Peng Hongying, Du Dan, Hu Zhonggui, Xia Zhiliang
Department of Oncology, Second People's Hospital of China Three Gorges University, 21 Xiling One Road, Yichang, 443000, Hubei Province, China.
Department of Urology, Second People's Hospital of China Three Gorges University, 21 Xiling One Road, Yichang, 443000, Hubei Province, China.
Discov Oncol. 2025 Jul 11;16(1):1311. doi: 10.1007/s12672-025-03045-6.
Prostate cancer (PCa) represents one of the most frequently diagnosed malignancies in men worldwide, with a high incidence and mortality rate. Although significant advances have been made in early detection, therapeutic strategies for advanced and metastatic PCa remain limited. The lack of reliable biomarkers and effective targeted therapies poses a critical challenge in clinical management. This study aims to elucidate the molecular mechanisms underlying PCa progression, focusing on identifying novel biomarkers and therapeutic targets through an integrative bioinformatics approach.
We performed a comprehensive analysis of publicly available gene expression datasets (GEO and TCGA) to identify differentially expressed genes (DEGs) associated with PCa. Using advanced computational techniques such as weighted gene co-expression network analysis (WGCNA), Lasso regression, and random forest algorithms, we pinpointed key genes involved in tumorigenesis. Further, molecular docking was employed to screen for small molecules that interact with these identified genes, followed by molecular dynamics (MD) simulations to evaluate the stability and binding affinity of the most promising compounds.

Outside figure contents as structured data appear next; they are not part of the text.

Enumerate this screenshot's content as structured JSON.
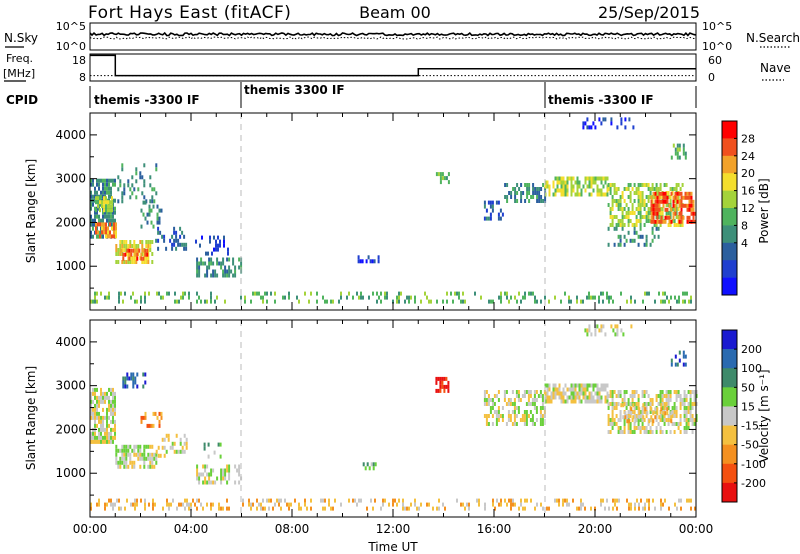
{
  "header": {
    "station": "Fort Hays East (fitACF)",
    "beam": "Beam 00",
    "date": "25/Sep/2015"
  },
  "left_labels": {
    "nsky": "N.Sky",
    "freq_line1": "Freq.",
    "freq_line2": "[MHz]",
    "cpid": "CPID"
  },
  "right_labels": {
    "nsearch": "N.Search",
    "nave": "Nave"
  },
  "chart_data": [
    {
      "type": "line",
      "panel": "noise",
      "ylabel": "N.Sky",
      "y_ticks": [
        "10^5",
        "10^0"
      ],
      "y2label": "N.Search",
      "y2_ticks": [
        "10^5",
        "10^0"
      ],
      "series": [
        {
          "name": "N.Sky",
          "style": "solid",
          "level": "approximately constant near the top of the panel"
        },
        {
          "name": "N.Search",
          "style": "dotted",
          "level": "approximately constant just below N.Sky"
        }
      ]
    },
    {
      "type": "line",
      "panel": "frequency",
      "ylabel": "Freq. [MHz]",
      "y_ticks": [
        18,
        8
      ],
      "ylim": [
        8,
        18
      ],
      "y2label": "Nave",
      "y2_ticks": [
        60,
        0
      ],
      "y2lim": [
        0,
        60
      ],
      "freq_steps": [
        {
          "t0": 0.0,
          "t1": 1.0,
          "mhz": 17.5
        },
        {
          "t0": 1.0,
          "t1": 13.0,
          "mhz": 10.0
        },
        {
          "t0": 13.0,
          "t1": 24.0,
          "mhz": 12.5
        }
      ],
      "nave_level": 12
    },
    {
      "type": "table",
      "panel": "cpid",
      "segments": [
        {
          "t0": 0,
          "t1": 6,
          "label": "themis -3300 IF"
        },
        {
          "t0": 6,
          "t1": 18,
          "label": "themis 3300 IF"
        },
        {
          "t0": 18,
          "t1": 24,
          "label": "themis -3300 IF"
        }
      ]
    },
    {
      "type": "heatmap",
      "panel": "power",
      "xlabel": "",
      "ylabel": "Slant Range [km]",
      "xlim": [
        0,
        24
      ],
      "ylim": [
        0,
        4500
      ],
      "y_ticks": [
        1000,
        2000,
        3000,
        4000
      ],
      "colorbar_label": "Power [dB]",
      "colorbar_ticks": [
        "28",
        "24",
        "20",
        "16",
        "12",
        "8",
        "4"
      ],
      "colorbar_colors": [
        "#ff0000",
        "#f0501e",
        "#f2a22a",
        "#f4de2d",
        "#a4d33a",
        "#4fb35e",
        "#3d8f79",
        "#2b5f9e",
        "#1f3fcf",
        "#1010ff"
      ],
      "regions": [
        {
          "t0": 0.0,
          "t1": 1.0,
          "r0": 1650,
          "r1": 3000,
          "level": 6,
          "density": 0.75
        },
        {
          "t0": 0.2,
          "t1": 1.0,
          "r0": 1700,
          "r1": 2000,
          "level": 2,
          "density": 0.8
        },
        {
          "t0": 0.2,
          "t1": 0.9,
          "r0": 2300,
          "r1": 2600,
          "level": 4,
          "density": 0.7
        },
        {
          "t0": 1.0,
          "t1": 2.5,
          "r0": 1100,
          "r1": 1600,
          "level": 3,
          "density": 0.7
        },
        {
          "t0": 1.2,
          "t1": 2.3,
          "r0": 1200,
          "r1": 1400,
          "level": 1,
          "density": 0.7
        },
        {
          "t0": 1.0,
          "t1": 2.6,
          "r0": 2500,
          "r1": 3350,
          "level": 6,
          "density": 0.25
        },
        {
          "t0": 2.0,
          "t1": 2.8,
          "r0": 1900,
          "r1": 2500,
          "level": 6,
          "density": 0.35
        },
        {
          "t0": 2.5,
          "t1": 3.8,
          "r0": 1400,
          "r1": 1900,
          "level": 7,
          "density": 0.35
        },
        {
          "t0": 4.2,
          "t1": 6.0,
          "r0": 750,
          "r1": 1200,
          "level": 6,
          "density": 0.45
        },
        {
          "t0": 4.0,
          "t1": 5.5,
          "r0": 1300,
          "r1": 1700,
          "level": 8,
          "density": 0.35
        },
        {
          "t0": 10.6,
          "t1": 11.4,
          "r0": 1150,
          "r1": 1250,
          "level": 8,
          "density": 0.45
        },
        {
          "t0": 13.7,
          "t1": 14.2,
          "r0": 2900,
          "r1": 3150,
          "level": 5,
          "density": 0.6
        },
        {
          "t0": 15.6,
          "t1": 16.4,
          "r0": 2100,
          "r1": 2500,
          "level": 7,
          "density": 0.4
        },
        {
          "t0": 16.4,
          "t1": 18.0,
          "r0": 2450,
          "r1": 2900,
          "level": 6,
          "density": 0.55
        },
        {
          "t0": 18.0,
          "t1": 20.5,
          "r0": 2650,
          "r1": 3050,
          "level": 4,
          "density": 0.65
        },
        {
          "t0": 20.5,
          "t1": 23.5,
          "r0": 1950,
          "r1": 2900,
          "level": 4,
          "density": 0.55
        },
        {
          "t0": 22.2,
          "t1": 24.0,
          "r0": 2000,
          "r1": 2700,
          "level": 1,
          "density": 0.65
        },
        {
          "t0": 20.5,
          "t1": 22.5,
          "r0": 1500,
          "r1": 1900,
          "level": 6,
          "density": 0.3
        },
        {
          "t0": 19.5,
          "t1": 21.5,
          "r0": 4200,
          "r1": 4400,
          "level": 8,
          "density": 0.25
        },
        {
          "t0": 23.0,
          "t1": 23.6,
          "r0": 3500,
          "r1": 3800,
          "level": 5,
          "density": 0.4
        },
        {
          "t0": 0.0,
          "t1": 24.0,
          "r0": 180,
          "r1": 420,
          "level": 5,
          "density": 0.28
        }
      ]
    },
    {
      "type": "heatmap",
      "panel": "velocity",
      "xlabel": "Time UT",
      "ylabel": "Slant Range [km]",
      "xlim": [
        0,
        24
      ],
      "ylim": [
        0,
        4500
      ],
      "x_ticks": [
        "00:00",
        "04:00",
        "08:00",
        "12:00",
        "16:00",
        "20:00",
        "00:00"
      ],
      "y_ticks": [
        1000,
        2000,
        3000,
        4000
      ],
      "colorbar_label": "Velocity [m s⁻¹]",
      "colorbar_ticks": [
        "200",
        "100",
        "50",
        "15",
        "-15",
        "-50",
        "-100",
        "-200"
      ],
      "colorbar_colors": [
        "#1a1ad0",
        "#2a6ab0",
        "#3e8a6a",
        "#6ad03a",
        "#c8c8c8",
        "#f4c040",
        "#f49020",
        "#f45010",
        "#e81010"
      ],
      "regions": [
        {
          "t0": 0.0,
          "t1": 1.0,
          "r0": 1700,
          "r1": 2950,
          "level": 4,
          "density": 0.75
        },
        {
          "t0": 1.0,
          "t1": 2.6,
          "r0": 1150,
          "r1": 1650,
          "level": 4,
          "density": 0.7
        },
        {
          "t0": 1.2,
          "t1": 2.2,
          "r0": 2950,
          "r1": 3300,
          "level": 1,
          "density": 0.55
        },
        {
          "t0": 2.0,
          "t1": 2.8,
          "r0": 2100,
          "r1": 2400,
          "level": 6,
          "density": 0.5
        },
        {
          "t0": 2.6,
          "t1": 3.8,
          "r0": 1400,
          "r1": 1900,
          "level": 4,
          "density": 0.35
        },
        {
          "t0": 4.2,
          "t1": 6.0,
          "r0": 750,
          "r1": 1200,
          "level": 4,
          "density": 0.45
        },
        {
          "t0": 4.5,
          "t1": 5.2,
          "r0": 1400,
          "r1": 1700,
          "level": 3,
          "density": 0.35
        },
        {
          "t0": 10.8,
          "t1": 11.3,
          "r0": 1150,
          "r1": 1250,
          "level": 3,
          "density": 0.45
        },
        {
          "t0": 13.6,
          "t1": 14.2,
          "r0": 2850,
          "r1": 3200,
          "level": 8,
          "density": 0.6
        },
        {
          "t0": 15.6,
          "t1": 18.0,
          "r0": 2100,
          "r1": 2900,
          "level": 4,
          "density": 0.5
        },
        {
          "t0": 18.0,
          "t1": 20.5,
          "r0": 2600,
          "r1": 3050,
          "level": 4,
          "density": 0.7
        },
        {
          "t0": 20.5,
          "t1": 24.0,
          "r0": 1950,
          "r1": 2900,
          "level": 4,
          "density": 0.6
        },
        {
          "t0": 21.0,
          "t1": 23.0,
          "r0": 2200,
          "r1": 2600,
          "level": 5,
          "density": 0.3
        },
        {
          "t0": 19.5,
          "t1": 21.5,
          "r0": 4200,
          "r1": 4400,
          "level": 4,
          "density": 0.3
        },
        {
          "t0": 23.0,
          "t1": 23.6,
          "r0": 3500,
          "r1": 3800,
          "level": 1,
          "density": 0.4
        },
        {
          "t0": 0.0,
          "t1": 24.0,
          "r0": 180,
          "r1": 420,
          "level": 5,
          "density": 0.3
        }
      ]
    }
  ]
}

Our bioinformatics analysis revealed Hepsin (HPN) as a core gene strongly associated with PCa. We observed that HPN is closely linked to immune evasion mechanisms in the tumor microenvironment, where its expression correlates with altered immune cell infiltration, particularly T cells and macrophages. In silico screening identified Bentiromide as a potent small molecule that binds to HPN with high affinity. Molecular dynamics simulations confirmed the stability of the HPN-Bentiromide complex, showing strong non-covalent interactions, including van der Waals and electrostatic forces. The binding energy analysis further validated the potential of Bentiromide as a therapeutic candidate for PCa.
This study provides valuable insights into the molecular mechanisms of PCa, identifying HPN as a pivotal gene in cancer progression and immune evasion. We demonstrate the potential of HPN as a novel biomarker and therapeutic target for PCa. Moreover, Bentiromide emerges as a promising candidate for targeted therapy, with implications not only for PCa treatment but also for other malignancies involving immune escape mechanisms. Our findings pave the way for future experimental validation and clinical trials aimed at developing HPN-targeted therapies for cancer treatment.
前列腺癌(PCa)是全球男性中最常被诊断出的恶性肿瘤之一,发病率和死亡率都很高。尽管在早期检测方面取得了重大进展,但晚期和转移性PCa的治疗策略仍然有限。缺乏可靠的生物标志物和有效的靶向治疗方法给临床管理带来了严峻挑战。本研究旨在阐明PCa进展的分子机制,重点是通过综合生物信息学方法识别新的生物标志物和治疗靶点。
我们对公开可用的基因表达数据集(GEO和TCGA)进行了全面分析,以识别与PCa相关的差异表达基因(DEGs)。使用加权基因共表达网络分析(WGCNA)、套索回归和随机森林算法等先进计算技术,我们确定了参与肿瘤发生的关键基因。此外,采用分子对接筛选与这些已识别基因相互作用的小分子,随后进行分子动力学(MD)模拟,以评估最有前景化合物的稳定性和结合亲和力。
我们的生物信息学分析表明,Hepsin(HPN)是与PCa密切相关的核心基因。我们观察到,HPN与肿瘤微环境中的免疫逃逸机制密切相关,其表达与免疫细胞浸润的改变相关,特别是T细胞和巨噬细胞。计算机模拟筛选确定苯替米特是一种与HPN具有高亲和力结合的有效小分子。分子动力学模拟证实了HPN-苯替米特复合物的稳定性,显示出强烈的非共价相互作用,包括范德华力和静电力。结合能分析进一步验证了苯替米特作为PCa治疗候选药物的潜力。
本研究为PCa的分子机制提供了有价值的见解,确定HPN是癌症进展和免疫逃逸中的关键基因。我们证明了HPN作为PCa新的生物标志物和治疗靶点的潜力。此外,苯替米特成为靶向治疗的有前景候选药物,不仅对PCa治疗有意义,而且对涉及免疫逃逸机制的其他恶性肿瘤也有意义。我们的发现为未来旨在开发针对癌症治疗的HPN靶向疗法的实验验证和临床试验铺平了道路。